Nur dass es sich hier um einen Arbeitsplatzabbau mit Ansage und auf Geheiß der Regierung handelte: Denn die Raschuth HaSchidur, international bekannt unter der englischen Bezeichnung Israel Broadcasting Authority (IBA), galt als teuer, als ineffizient und die Qualität der acht Radio- und weiteren Fernsehprogramme war umstritten. Manchen, darunter auch Regierungschef Benjamin Netanjahu, waren die Nachrichten zu linkslastig, andere monierten die geringen Marktanteile, forderten modernere Formate.

Drei Jahre lang wurde über die Reform gestritten, dann vereinbart, dass die IBA durch eine völlig neue Anstalt namens Kan (Hier) ersetzt wird. Dass es dennoch so lange dauerte, lag daran, dass Netanjahu versuchte, die journalistischen Formate gleich ganz unter Kontrolle der Regierung zu bringen. Zunächst blockierte er den für Anfang Januar geplanten Sendestart von Kan. Dann setzte er im April bei seinen Koalitionspartnern die Auslagerung der Redaktion in ein eigenständiges Unternehmen durch, was der Regierung die Möglichkeit geben würde, direkten Einfluss auf Personalentscheidungen zu nehmen.
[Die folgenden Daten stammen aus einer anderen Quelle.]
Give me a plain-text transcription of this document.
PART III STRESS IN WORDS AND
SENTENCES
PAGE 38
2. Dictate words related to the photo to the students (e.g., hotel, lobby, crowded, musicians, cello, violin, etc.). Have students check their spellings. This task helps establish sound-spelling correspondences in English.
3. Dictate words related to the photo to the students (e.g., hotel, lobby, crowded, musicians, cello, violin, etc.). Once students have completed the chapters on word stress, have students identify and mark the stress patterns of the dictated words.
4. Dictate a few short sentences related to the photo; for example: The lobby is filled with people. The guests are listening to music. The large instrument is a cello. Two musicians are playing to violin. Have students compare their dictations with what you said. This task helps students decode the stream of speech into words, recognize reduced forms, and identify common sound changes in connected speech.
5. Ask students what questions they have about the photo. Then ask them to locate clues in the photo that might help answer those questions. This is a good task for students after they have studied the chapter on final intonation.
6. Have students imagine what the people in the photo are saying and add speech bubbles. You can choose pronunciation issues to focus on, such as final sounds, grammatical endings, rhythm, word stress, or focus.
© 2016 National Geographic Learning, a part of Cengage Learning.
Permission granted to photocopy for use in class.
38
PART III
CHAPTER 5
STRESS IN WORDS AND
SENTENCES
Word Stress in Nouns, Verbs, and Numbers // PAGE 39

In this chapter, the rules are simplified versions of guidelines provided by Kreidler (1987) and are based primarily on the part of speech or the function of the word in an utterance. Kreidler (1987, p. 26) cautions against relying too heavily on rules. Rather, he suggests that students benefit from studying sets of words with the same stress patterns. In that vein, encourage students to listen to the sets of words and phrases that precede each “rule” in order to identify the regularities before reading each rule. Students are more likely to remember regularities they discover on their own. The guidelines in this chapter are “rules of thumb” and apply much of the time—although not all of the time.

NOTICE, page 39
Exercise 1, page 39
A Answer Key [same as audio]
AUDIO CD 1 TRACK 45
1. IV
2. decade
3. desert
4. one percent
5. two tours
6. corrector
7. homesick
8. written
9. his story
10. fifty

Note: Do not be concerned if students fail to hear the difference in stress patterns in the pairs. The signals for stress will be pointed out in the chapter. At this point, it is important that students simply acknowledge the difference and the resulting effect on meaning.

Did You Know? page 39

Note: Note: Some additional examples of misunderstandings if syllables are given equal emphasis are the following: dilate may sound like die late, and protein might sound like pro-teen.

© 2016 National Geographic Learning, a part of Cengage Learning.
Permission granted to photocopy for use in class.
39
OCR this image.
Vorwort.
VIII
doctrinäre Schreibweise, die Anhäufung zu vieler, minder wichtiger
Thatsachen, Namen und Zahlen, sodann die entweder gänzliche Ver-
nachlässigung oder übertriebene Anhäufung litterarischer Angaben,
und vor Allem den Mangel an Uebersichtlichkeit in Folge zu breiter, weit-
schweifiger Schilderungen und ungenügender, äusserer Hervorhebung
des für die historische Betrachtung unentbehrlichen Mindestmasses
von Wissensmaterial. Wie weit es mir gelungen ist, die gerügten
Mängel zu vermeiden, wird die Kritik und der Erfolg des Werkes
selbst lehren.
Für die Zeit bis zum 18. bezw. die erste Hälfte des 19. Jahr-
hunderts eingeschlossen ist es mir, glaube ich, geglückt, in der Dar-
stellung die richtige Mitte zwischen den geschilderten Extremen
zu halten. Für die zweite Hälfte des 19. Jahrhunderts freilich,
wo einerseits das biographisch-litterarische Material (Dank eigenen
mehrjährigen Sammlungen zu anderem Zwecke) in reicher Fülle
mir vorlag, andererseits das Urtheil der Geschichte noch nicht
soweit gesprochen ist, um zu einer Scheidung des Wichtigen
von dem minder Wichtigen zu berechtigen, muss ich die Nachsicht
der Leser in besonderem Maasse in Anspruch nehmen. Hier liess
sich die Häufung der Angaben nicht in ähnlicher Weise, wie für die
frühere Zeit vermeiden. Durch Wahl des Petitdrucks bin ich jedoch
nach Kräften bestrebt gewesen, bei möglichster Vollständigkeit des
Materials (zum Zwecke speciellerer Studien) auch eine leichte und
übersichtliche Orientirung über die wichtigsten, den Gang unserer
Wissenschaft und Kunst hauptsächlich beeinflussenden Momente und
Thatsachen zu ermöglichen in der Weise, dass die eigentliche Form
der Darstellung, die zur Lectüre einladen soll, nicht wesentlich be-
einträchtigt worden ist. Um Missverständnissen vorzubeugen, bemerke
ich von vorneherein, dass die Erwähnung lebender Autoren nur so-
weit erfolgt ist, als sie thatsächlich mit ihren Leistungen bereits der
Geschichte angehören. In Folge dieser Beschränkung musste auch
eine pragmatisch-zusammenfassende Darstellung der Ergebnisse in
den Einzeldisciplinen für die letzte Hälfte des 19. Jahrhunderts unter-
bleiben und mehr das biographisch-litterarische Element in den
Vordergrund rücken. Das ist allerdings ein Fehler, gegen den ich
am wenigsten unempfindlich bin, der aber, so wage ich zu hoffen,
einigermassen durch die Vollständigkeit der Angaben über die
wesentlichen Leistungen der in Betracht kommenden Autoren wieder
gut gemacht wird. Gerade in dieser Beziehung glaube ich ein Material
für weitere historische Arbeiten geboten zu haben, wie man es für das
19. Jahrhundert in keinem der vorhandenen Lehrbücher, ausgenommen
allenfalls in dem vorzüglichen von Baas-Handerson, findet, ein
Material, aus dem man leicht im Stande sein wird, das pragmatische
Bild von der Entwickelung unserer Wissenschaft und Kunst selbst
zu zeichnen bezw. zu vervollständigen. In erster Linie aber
Und dann ging alles ganz schnell: Wenige Stunden, bevor sich der israelische Sänger Imri Ziv für das Finale des Eurovision Song Contests qualifizierte, erfuhr die Redaktion von Mabat, der israelischen Version der Tagesthemen, dass die nächste Sendung die letzte sein werde. Während des ESC verabschiedete sich der israelische Punktesprecher Ofer Nachschon dann mit emotionalen Worten vom internationalen Publikum.

Denn Kan ist kein Mitglied der Europäischen Rundfunkunion EBU, die den ESC veranstaltet. Gewerkschaft und ehemaligen IBA-Mitarbeitern wäre es lieb, wenn das auch vorläufig so bliebe: Es geht um Arbeitsplätze, aber auch um Inhalte. Der ehemalige IBA-Betriebsrat bezweifelt, dass Kan so viel billiger sein wird als die Vorgängersender; vor allem werde er abhängiger von der Politik sein. Denn selbst wenn der Oberste Gerichtshof, wo gerade gegen die Auslagerung der Nachrichtenagentur geklagt wird, diesen Schritt am Ende verbieten sollte: Mangels Personal wird die Redaktion einen Großteil des Programms bei externen Produktionsfirmen in Auftrag geben müssen, die wiederum hohe Preise verlangen, und freie Mitarbeiter - viele davon ex-IBA-Redakteure - zu meist prekären Bedingungen beschäftigen.

Und so hofft man nun darauf, dass die EBU ihre Statuten durchsetzt. Die sehen vor, dass alle Mitgliedssender eigene Nachrichtenredaktionen haben und journalistisch unabhängig sind. Denn der ESC wird in Israel durchaus ernst genommen; das Statement von Punktesprecher Nachschon während der Sendung erregte Aufsehen: 1973 trat man erstmals an, um das nach dem Sechs-Tage- und dem Jom Kippur-Krieg in der Öffentlichkeit sehr tief sitzende Gefühl der internationalen Isolation zu durchbrechen. Mehrmals war der ESC auch im Parlament Thema, mussten sich die zuständigen Mitarbeiter für die Beitragsauswahl rechtfertigen.

Dass sich die Rundfunkunion, wie von Mitarbeitern und Gewerkschaft gefordert, gegen eine Aufnahme sperren, gar Druck ausüben wird, ist unwahrscheinlich - schon deshalb, weil sich unter den Mitgliedssendern auch Stationen aus Ägypten, Libyen oder Belarus befinden, die weit von jeglicher Unabhängigkeit entfernt sind.